AMD EPYC 7002 series processors have the highest core density currently offered in the x86 market with the AMD EPYC 7742 containing 64 cores. In addition to this extreme core count, the EPYC CPU lineup also offers several SKUs that have configurations optimized for a specific workload such as the recently announced 7Fxx series which support up to 32 cores at boost frequencies of 3.9Ghz, a half gigahertz increase over what is offered by other EPYC CPUs. The 7Fxx lineup of CPUs is targeted at hyper converged infrastructure, high performance computing and relational database management systems such as SQL.

Deploying and Managing EPYC in the Data Center

Introducing new hardware in the datacenter requires careful consideration. IT operations teams will likely want to first test and validate several workloads as a prototype before deploying into the production environment, and tooling + procedures will need to be put in place to manage the lifecycle of these servers. For Dell EMC customers this is a relatively seamless process – both the Intel and AMD line of 14G PowerEdge servers contain iDRAC9. This enables operations teams to use the same familiar interface to deploy, manage and secure all PowerEdge servers. Customers who use OpenManage Enterprise will find that it puts all of the systems in a single pane of glass for management and updates and provides granularity to support different firmware baselines.

Even with a universal management framework through iDRAC9 there are other considerations for how to cluster these systems, the impact on workload scheduling and how to migrate workloads. Before discussing that, a bit on iDRAC telemetry. As you deploy new systems and manage a diverse set of applications it becomes increasingly difficult to monitor the performance and health of these workloads. With the iDRAC9 Data Center edition you can stream telemetry information into databases such as Graphana or Prometheus. With all systems streaming telemetry into a single database you can better understand the health of workloads in your datacenter and respond to issues quicker. As you make decisions about which applications to deploy on AMD systems, this data can be used to compare metrics that are relevant to application performance and allow you to make data driven decisions on where to deploy.
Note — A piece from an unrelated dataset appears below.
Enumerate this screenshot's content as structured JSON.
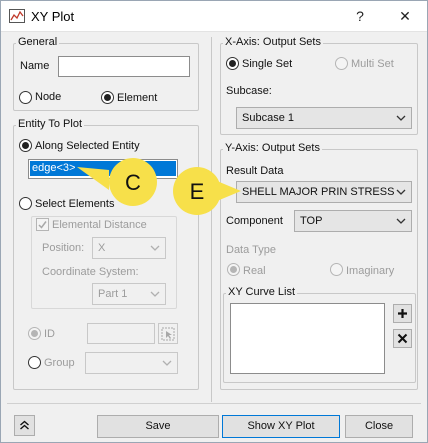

Mixed CPU Cluster Compatibility

Most customers who are purchasing their first AMD system have an existing footprint of x86 processors. This drives concerns and questions from our customers about the compatibility of their clusters across the two different x86 instruction sets. Services that operate in a clustered fashion are generally a homogenous configuration for ease of management and to provide consistent performance. As we move to a world that consists of not just the core datacenter but also the cloud and edge, it is becoming increasingly common for services to operate a collection of clusters, the configuration of which will be optimized for both site (edge, core, cloud) and function.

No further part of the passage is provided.